A défaut de débats politiques tellement nécessaires à la réanimation d'une scène en léthargie, l'on se retrouve à (se) poser ce genre de questions qui, de toute évidence, n'auront jamais de réponses, exceptées celles sous forme du fait accompli. Il n'est pas sûr que la relève soit une problématique que le pouvoir accepterait de soumettre à large réflexion. D'ailleurs, avec le recul, la décision de Saïd Saadi de geler les activités de son parti, le RCD, pourrait être vue comme dictée par des impératifs d'un «wait and see» imposé par une situation de flou et de flottement en principe, annonciatrice de changement. Ceci dans un pays qui évolue normalement. Pour l'instant, le gouvernement travaille toujours «sur instruction de Son Excellence». Tous les ministres s'arrangent pour glisser cette formule magique qui donne l'impression qu'ils ne gèrent rien mais qu'ils sont toujours en attente d'une instruction. D'ailleurs, en aparté, on les entend dire «en vérité, nous gérons les affaires courantes jusqu'après l'élection».

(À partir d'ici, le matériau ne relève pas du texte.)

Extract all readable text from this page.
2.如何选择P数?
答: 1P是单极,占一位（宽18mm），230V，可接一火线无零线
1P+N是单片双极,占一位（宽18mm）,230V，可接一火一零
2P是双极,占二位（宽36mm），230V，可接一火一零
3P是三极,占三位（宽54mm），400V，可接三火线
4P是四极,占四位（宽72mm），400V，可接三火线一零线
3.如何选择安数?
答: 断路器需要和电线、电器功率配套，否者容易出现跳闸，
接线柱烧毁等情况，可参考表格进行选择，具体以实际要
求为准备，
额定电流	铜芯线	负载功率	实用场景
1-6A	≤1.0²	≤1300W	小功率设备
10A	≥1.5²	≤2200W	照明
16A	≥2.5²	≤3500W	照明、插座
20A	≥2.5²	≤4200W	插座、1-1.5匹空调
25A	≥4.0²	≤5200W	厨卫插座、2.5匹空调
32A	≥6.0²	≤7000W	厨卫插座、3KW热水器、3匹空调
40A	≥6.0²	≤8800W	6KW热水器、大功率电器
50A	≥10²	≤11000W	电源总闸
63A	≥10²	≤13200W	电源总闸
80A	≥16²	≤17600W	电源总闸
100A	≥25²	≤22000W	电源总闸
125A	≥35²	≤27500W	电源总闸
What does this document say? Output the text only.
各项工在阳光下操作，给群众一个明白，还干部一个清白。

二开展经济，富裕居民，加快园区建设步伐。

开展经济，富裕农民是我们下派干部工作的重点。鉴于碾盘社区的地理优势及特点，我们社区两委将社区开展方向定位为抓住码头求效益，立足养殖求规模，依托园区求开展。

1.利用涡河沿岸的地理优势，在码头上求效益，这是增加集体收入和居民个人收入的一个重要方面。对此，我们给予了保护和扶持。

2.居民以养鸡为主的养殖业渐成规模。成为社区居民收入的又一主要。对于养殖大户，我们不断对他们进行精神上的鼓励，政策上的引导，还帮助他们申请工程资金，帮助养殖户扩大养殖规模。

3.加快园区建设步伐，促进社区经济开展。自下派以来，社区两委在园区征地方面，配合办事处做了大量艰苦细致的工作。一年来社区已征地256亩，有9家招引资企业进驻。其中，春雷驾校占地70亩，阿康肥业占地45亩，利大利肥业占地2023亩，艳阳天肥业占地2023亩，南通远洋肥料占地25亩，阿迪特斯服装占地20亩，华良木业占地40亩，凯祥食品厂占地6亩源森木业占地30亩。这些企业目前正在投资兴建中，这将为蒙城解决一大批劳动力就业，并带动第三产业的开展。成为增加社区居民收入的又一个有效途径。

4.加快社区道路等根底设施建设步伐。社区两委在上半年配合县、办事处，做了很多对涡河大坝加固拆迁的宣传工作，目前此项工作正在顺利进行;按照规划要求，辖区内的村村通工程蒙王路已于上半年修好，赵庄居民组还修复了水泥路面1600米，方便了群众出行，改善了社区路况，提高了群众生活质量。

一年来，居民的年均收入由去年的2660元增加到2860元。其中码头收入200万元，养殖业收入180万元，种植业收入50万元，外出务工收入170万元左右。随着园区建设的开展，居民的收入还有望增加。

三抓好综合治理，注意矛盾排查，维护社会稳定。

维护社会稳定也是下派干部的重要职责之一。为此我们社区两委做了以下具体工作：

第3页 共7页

Aux dernières nouvelles, si la date de la tenue de l'élection présidentielle est donnée plus pour le 2 avril prochain, celle de l'annonce de la candidature de Bouteflika est reculée, au lieu d'aujourd'hui, pour jeudi 5 février. «Ça se passera l'après-midi à la coupole Mohamed Boudiaf du complexe du 5 Juillet, toutes les dispositions ont été prises pour ce grand rassemblement,» nous dit un militant du RND qui ajoute, peut-être pour convaincre davantage, que «les invitations viennent d'être envoyées».